The chief law enforcement official in the House, Sergeant-at-Arms Bill Livingood, said the Tucson attack did not appear to be part of a larger threat against Congress. Still, as a precaution, he advised each House member’s office in an e-mail Saturday evening to get in touch with local law enforcement.
Washington and the nation have experienced a year or more of raw politics, with anger spilling over on both sides and gun-related metaphors coming loosely from the lips of some candidates and activists.
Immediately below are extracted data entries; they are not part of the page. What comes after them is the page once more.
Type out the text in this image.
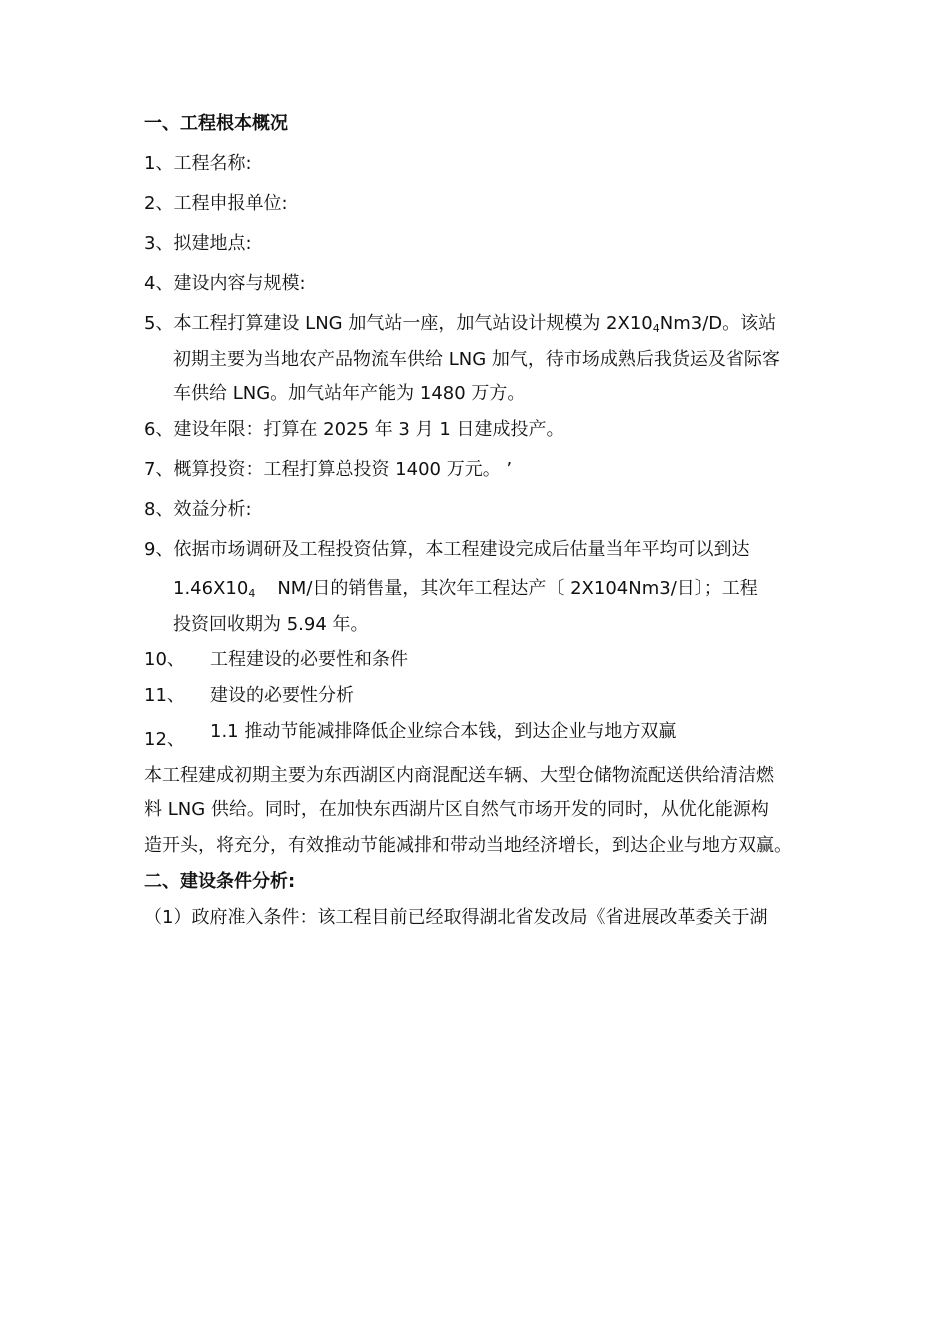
一、工程根本概况
1、工程名称:
2、工程申报单位:
3、拟建地点:
4、建设内容与规模:
5、本工程打算建设 LNG 加气站一座，加气站设计规模为 $2X10_4Nm3/D$。该站
初期主要为当地农产品物流车供给 LNG 加气，待市场成熟后我货运及省际客
车供给 LNG。加气站年产能为 1480 万方。
6、建设年限：打算在 2025 年 3 月 1 日建成投产。
7、概算投资：工程打算总投资 1400 万元。 ’
8、效益分析:
9、依据市场调研及工程投资估算，本工程建设完成后估量当年平均可以到达
$1.46X10_4$ NM/日的销售量，其次年工程达产〔 2X104Nm3/日〕；工程
投资回收期为 5.94 年。
10、 工程建设的必要性和条件
11、 建设的必要性分析
12、 1.1 推动节能减排降低企业综合本钱，到达企业与地方双赢
本工程建成初期主要为东西湖区内商混配送车辆、大型仓储物流配送供给清洁燃
料 LNG 供给。同时，在加快东西湖片区自然气市场开发的同时，从优化能源构
造开头，将充分，有效推动节能减排和带动当地经济增长，到达企业与地方双赢。
二、建设条件分析:
（1）政府准入条件：该工程目前已经取得湖北省发改局《省进展改革委关于湖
Giffords, who had been a figurative target of the right, warned months ago that the verbal assaults were beyond the pale and could have dire results.
In Pima County, Arizona, Sheriff Clarence Dupnik suggested “all this vitriol” in recent discourse might be connected to Saturday’s shootings. “This may be free speech,” he told reporters, “but it’s not without consequences.”
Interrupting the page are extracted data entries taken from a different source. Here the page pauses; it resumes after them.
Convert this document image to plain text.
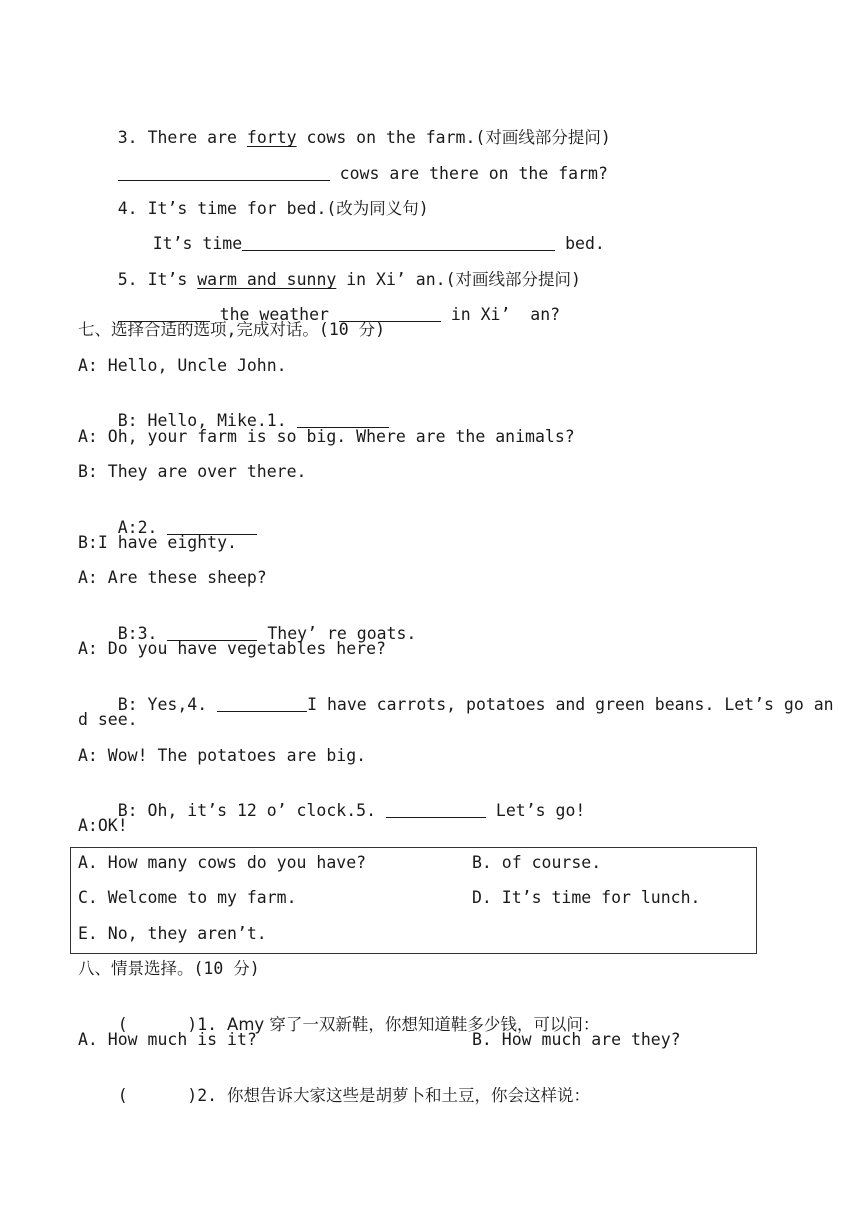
3. There are forty cows on the farm.(对画线部分提问)

cows are there on the farm?

4. It’s time for bed.(改为同义句)

It’s time	bed.

5. It’s warm and sunny in Xi’ an.(对画线部分提问)

the weather	in Xi’  an?

七、选择合适的选项,完成对话。(10 分)
A: Hello, Uncle John.

B: Hello, Mike.1.

A: Oh, your farm is so big. Where are the animals?
B: They are over there.

A:2.

B:I have eighty.
A: Are these sheep?

B:3.	They’ re goats.

A: Do you have vegetables here?

B: Yes,4.	I have carrots, potatoes and green beans. Let’s go an

d see.
A: Wow! The potatoes are big.

B: Oh, it’s 12 o’ clock.5.	Let’s go!

A:OK!
A. How many cows do you have?	B. of course.
C. Welcome to my farm.	D. It’s time for lunch.
E. No, they aren’t.
八、情景选择。(10 分)

(      )1. Amy 穿了一双新鞋，你想知道鞋多少钱，可以问：

A. How much is it?	B. How much are they?

(      )2. 你想告诉大家这些是胡萝卜和土豆，你会这样说：
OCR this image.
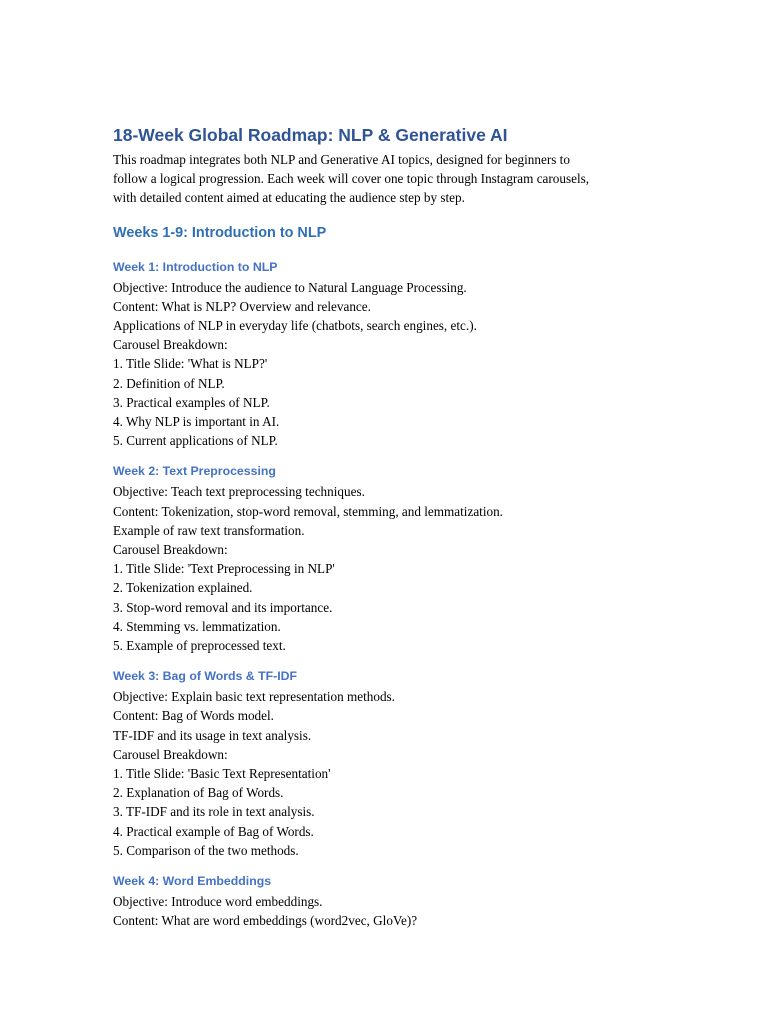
18-Week Global Roadmap: NLP & Generative AI
This roadmap integrates both NLP and Generative AI topics, designed for beginners to
follow a logical progression. Each week will cover one topic through Instagram carousels,
with detailed content aimed at educating the audience step by step.
Weeks 1-9: Introduction to NLP
Week 1: Introduction to NLP
Objective: Introduce the audience to Natural Language Processing.
Content: What is NLP? Overview and relevance.
Applications of NLP in everyday life (chatbots, search engines, etc.).
Carousel Breakdown:
1. Title Slide: 'What is NLP?'
2. Definition of NLP.
3. Practical examples of NLP.
4. Why NLP is important in AI.
5. Current applications of NLP.
Week 2: Text Preprocessing
Objective: Teach text preprocessing techniques.
Content: Tokenization, stop-word removal, stemming, and lemmatization.
Example of raw text transformation.
Carousel Breakdown:
1. Title Slide: 'Text Preprocessing in NLP'
2. Tokenization explained.
3. Stop-word removal and its importance.
4. Stemming vs. lemmatization.
5. Example of preprocessed text.
Week 3: Bag of Words & TF-IDF
Objective: Explain basic text representation methods.
Content: Bag of Words model.
TF-IDF and its usage in text analysis.
Carousel Breakdown:
1. Title Slide: 'Basic Text Representation'
2. Explanation of Bag of Words.
3. TF-IDF and its role in text analysis.
4. Practical example of Bag of Words.
5. Comparison of the two methods.
Week 4: Word Embeddings
Objective: Introduce word embeddings.
Content: What are word embeddings (word2vec, GloVe)?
Jonathan Cowan, president of the centrist Democratic group Third Way, said: “We do know that politics has become too personal, too nasty and perhaps too dangerous. Perhaps out of this senseless act some sense can return to our public discourse.”
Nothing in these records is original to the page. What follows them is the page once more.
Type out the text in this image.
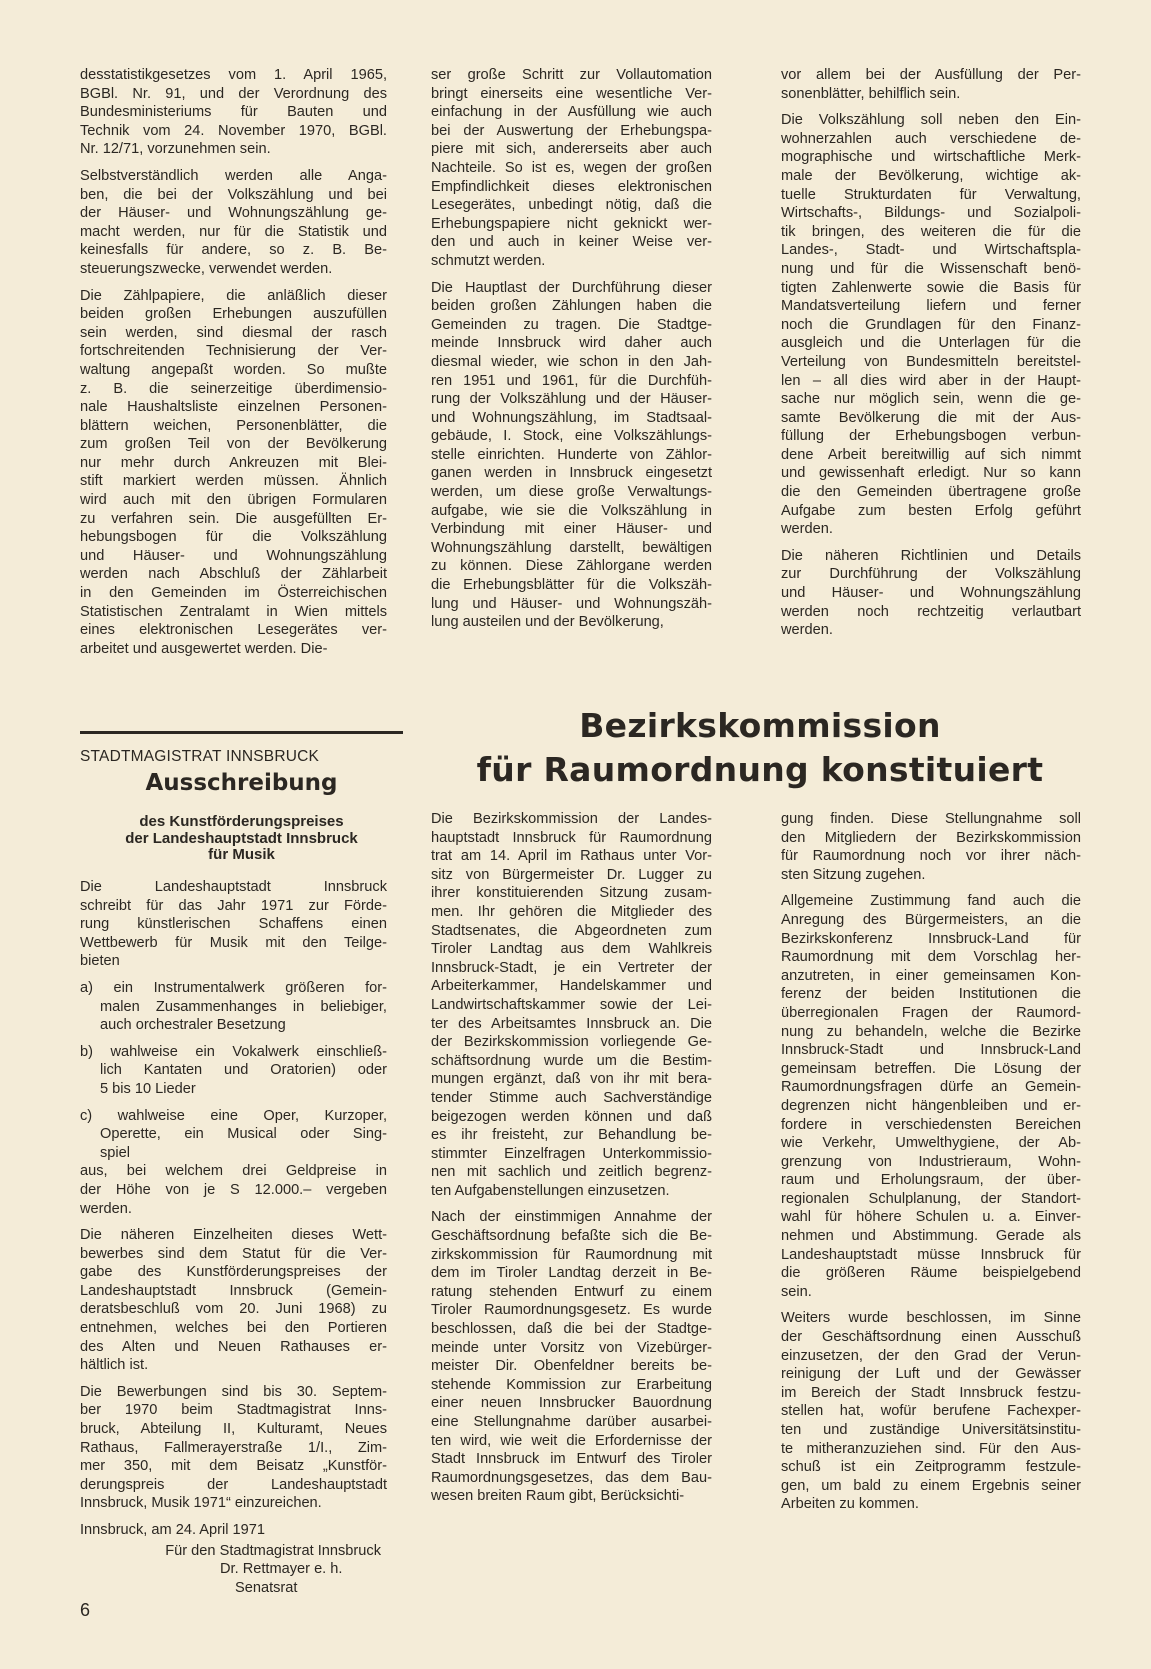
desstatistikgesetzes vom 1. April 1965,
BGBl. Nr. 91, und der Verordnung des
Bundesministeriums für Bauten und
Technik vom 24. November 1970, BGBl.
Nr. 12/71, vorzunehmen sein.

Selbstverständlich werden alle Anga-
ben, die bei der Volkszählung und bei
der Häuser- und Wohnungszählung ge-
macht werden, nur für die Statistik und
keinesfalls für andere, so z. B. Be-
steuerungszwecke, verwendet werden.

Die Zählpapiere, die anläßlich dieser
beiden großen Erhebungen auszufüllen
sein werden, sind diesmal der rasch
fortschreitenden Technisierung der Ver-
waltung angepaßt worden. So mußte
z. B. die seinerzeitige überdimensio-
nale Haushaltsliste einzelnen Personen-
blättern weichen, Personenblätter, die
zum großen Teil von der Bevölkerung
nur mehr durch Ankreuzen mit Blei-
stift markiert werden müssen. Ähnlich
wird auch mit den übrigen Formularen
zu verfahren sein. Die ausgefüllten Er-
hebungsbogen für die Volkszählung
und Häuser- und Wohnungszählung
werden nach Abschluß der Zählarbeit
in den Gemeinden im Österreichischen
Statistischen Zentralamt in Wien mittels
eines elektronischen Lesegerätes ver-
arbeitet und ausgewertet werden. Die-

ser große Schritt zur Vollautomation
bringt einerseits eine wesentliche Ver-
einfachung in der Ausfüllung wie auch
bei der Auswertung der Erhebungspa-
piere mit sich, andererseits aber auch
Nachteile. So ist es, wegen der großen
Empfindlichkeit dieses elektronischen
Lesegerätes, unbedingt nötig, daß die
Erhebungspapiere nicht geknickt wer-
den und auch in keiner Weise ver-
schmutzt werden.

Die Hauptlast der Durchführung dieser
beiden großen Zählungen haben die
Gemeinden zu tragen. Die Stadtge-
meinde Innsbruck wird daher auch
diesmal wieder, wie schon in den Jah-
ren 1951 und 1961, für die Durchfüh-
rung der Volkszählung und der Häuser-
und Wohnungszählung, im Stadtsaal-
gebäude, I. Stock, eine Volkszählungs-
stelle einrichten. Hunderte von Zählor-
ganen werden in Innsbruck eingesetzt
werden, um diese große Verwaltungs-
aufgabe, wie sie die Volkszählung in
Verbindung mit einer Häuser- und
Wohnungszählung darstellt, bewältigen
zu können. Diese Zählorgane werden
die Erhebungsblätter für die Volkszäh-
lung und Häuser- und Wohnungszäh-
lung austeilen und der Bevölkerung,

vor allem bei der Ausfüllung der Per-
sonenblätter, behilflich sein.

Die Volkszählung soll neben den Ein-
wohnerzahlen auch verschiedene de-
mographische und wirtschaftliche Merk-
male der Bevölkerung, wichtige ak-
tuelle Strukturdaten für Verwaltung,
Wirtschafts-, Bildungs- und Sozialpoli-
tik bringen, des weiteren die für die
Landes-, Stadt- und Wirtschaftspla-
nung und für die Wissenschaft benö-
tigten Zahlenwerte sowie die Basis für
Mandatsverteilung liefern und ferner
noch die Grundlagen für den Finanz-
ausgleich und die Unterlagen für die
Verteilung von Bundesmitteln bereitstel-
len – all dies wird aber in der Haupt-
sache nur möglich sein, wenn die ge-
samte Bevölkerung die mit der Aus-
füllung der Erhebungsbogen verbun-
dene Arbeit bereitwillig auf sich nimmt
und gewissenhaft erledigt. Nur so kann
die den Gemeinden übertragene große
Aufgabe zum besten Erfolg geführt
werden.

Die näheren Richtlinien und Details
zur Durchführung der Volkszählung
und Häuser- und Wohnungszählung
werden noch rechtzeitig verlautbart
werden.

STADTMAGISTRAT INNSBRUCK
Ausschreibung
des Kunstförderungspreises
der Landeshauptstadt Innsbruck
für Musik

Die Landeshauptstadt Innsbruck
schreibt für das Jahr 1971 zur Förde-
rung künstlerischen Schaffens einen
Wettbewerb für Musik mit den Teilge-
bieten

a) ein Instrumentalwerk größeren for-
malen Zusammenhanges in beliebiger,
auch orchestraler Besetzung

b) wahlweise ein Vokalwerk einschließ-
lich Kantaten und Oratorien) oder
5 bis 10 Lieder

c) wahlweise eine Oper, Kurzoper,
Operette, ein Musical oder Sing-
spiel

aus, bei welchem drei Geldpreise in
der Höhe von je S 12.000.– vergeben
werden.

Die näheren Einzelheiten dieses Wett-
bewerbes sind dem Statut für die Ver-
gabe des Kunstförderungspreises der
Landeshauptstadt Innsbruck (Gemein-
deratsbeschluß vom 20. Juni 1968) zu
entnehmen, welches bei den Portieren
des Alten und Neuen Rathauses er-
hältlich ist.

Die Bewerbungen sind bis 30. Septem-
ber 1970 beim Stadtmagistrat Inns-
bruck, Abteilung II, Kulturamt, Neues
Rathaus, Fallmerayerstraße 1/I., Zim-
mer 350, mit dem Beisatz „Kunstför-
derungspreis der Landeshauptstadt
Innsbruck, Musik 1971“ einzureichen.

Innsbruck, am 24. April 1971

Für den Stadtmagistrat Innsbruck
Dr. Rettmayer e. h.
Senatsrat
Bezirkskommission
für Raumordnung konstituiert

Die Bezirkskommission der Landes-
hauptstadt Innsbruck für Raumordnung
trat am 14. April im Rathaus unter Vor-
sitz von Bürgermeister Dr. Lugger zu
ihrer konstituierenden Sitzung zusam-
men. Ihr gehören die Mitglieder des
Stadtsenates, die Abgeordneten zum
Tiroler Landtag aus dem Wahlkreis
Innsbruck-Stadt, je ein Vertreter der
Arbeiterkammer, Handelskammer und
Landwirtschaftskammer sowie der Lei-
ter des Arbeitsamtes Innsbruck an. Die
der Bezirkskommission vorliegende Ge-
schäftsordnung wurde um die Bestim-
mungen ergänzt, daß von ihr mit bera-
tender Stimme auch Sachverständige
beigezogen werden können und daß
es ihr freisteht, zur Behandlung be-
stimmter Einzelfragen Unterkommissio-
nen mit sachlich und zeitlich begrenz-
ten Aufgabenstellungen einzusetzen.

Nach der einstimmigen Annahme der
Geschäftsordnung befaßte sich die Be-
zirkskommission für Raumordnung mit
dem im Tiroler Landtag derzeit in Be-
ratung stehenden Entwurf zu einem
Tiroler Raumordnungsgesetz. Es wurde
beschlossen, daß die bei der Stadtge-
meinde unter Vorsitz von Vizebürger-
meister Dir. Obenfeldner bereits be-
stehende Kommission zur Erarbeitung
einer neuen Innsbrucker Bauordnung
eine Stellungnahme darüber ausarbei-
ten wird, wie weit die Erfordernisse der
Stadt Innsbruck im Entwurf des Tiroler
Raumordnungsgesetzes, das dem Bau-
wesen breiten Raum gibt, Berücksichti-

gung finden. Diese Stellungnahme soll
den Mitgliedern der Bezirkskommission
für Raumordnung noch vor ihrer näch-
sten Sitzung zugehen.

Allgemeine Zustimmung fand auch die
Anregung des Bürgermeisters, an die
Bezirkskonferenz Innsbruck-Land für
Raumordnung mit dem Vorschlag her-
anzutreten, in einer gemeinsamen Kon-
ferenz der beiden Institutionen die
überregionalen Fragen der Raumord-
nung zu behandeln, welche die Bezirke
Innsbruck-Stadt und Innsbruck-Land
gemeinsam betreffen. Die Lösung der
Raumordnungsfragen dürfe an Gemein-
degrenzen nicht hängenbleiben und er-
fordere in verschiedensten Bereichen
wie Verkehr, Umwelthygiene, der Ab-
grenzung von Industrieraum, Wohn-
raum und Erholungsraum, der über-
regionalen Schulplanung, der Standort-
wahl für höhere Schulen u. a. Einver-
nehmen und Abstimmung. Gerade als
Landeshauptstadt müsse Innsbruck für
die größeren Räume beispielgebend
sein.

Weiters wurde beschlossen, im Sinne
der Geschäftsordnung einen Ausschuß
einzusetzen, der den Grad der Verun-
reinigung der Luft und der Gewässer
im Bereich der Stadt Innsbruck festzu-
stellen hat, wofür berufene Fachexper-
ten und zuständige Universitätsinstitu-
te mitheranzuziehen sind. Für den Aus-
schuß ist ein Zeitprogramm festzule-
gen, um bald zu einem Ergebnis seiner
Arbeiten zu kommen.

6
Many lawmakers, especially Democrats, felt the 2009-2010 debate over health care sometimes got out of hand. It began with emotional public town hall meetings hosted by lawmakers in the summer of 2009, when some angry critics warned of government “death panels.”
Giffords, 40, was among lawmakers who reported 42 threats or acts or vandalism in the first three months of 2010, a big increase over the previous year, law enforcement officers said. Nearly all the threats dealt with the massive health care bill that Giffords and other Democrats enacted over fierce Republican opposition.
In March, someone kicked in or shot out a glass door and side window at Giffords’ office in Tucson, a few hours after the House passed the health care measure with her help.
Giffords also was among about 20 Democrats opposed in last November’s elections by Palin, the 2008 Republican vice presidential nominee. Palin’s Facebook page in March posted a U.S. map with the cross-hairs of a gun scope imposed over each of the 20 Democrats’ districts. Gun imagery appeared in various ways in the campaign, often not connected at all with gun rights.
“We’re on Sarah Palin’s targeted list,” Giffords said at the time. “The way that she has it depicted has the crosshairs of a gun sight over our district. When people do that, they’ve got to realize there are consequences to that action.”
Palin’s Facebook page after the shooting extended condolences to Giffords’ family and the other victims.
The suspected gunman, Jared Loughner, complained about the government online and spoke of matters involving currency, terrorism and “mind control.” But what might have driven him to violence has not been established.
“We don’t yet know what provoked this unspeakable act,” President Barack Obama said Saturday from the White House. “We are going to get to the bottom of this.”
Obama said he’s dispatched the head of the FBI to Arizona to oversee the investigation.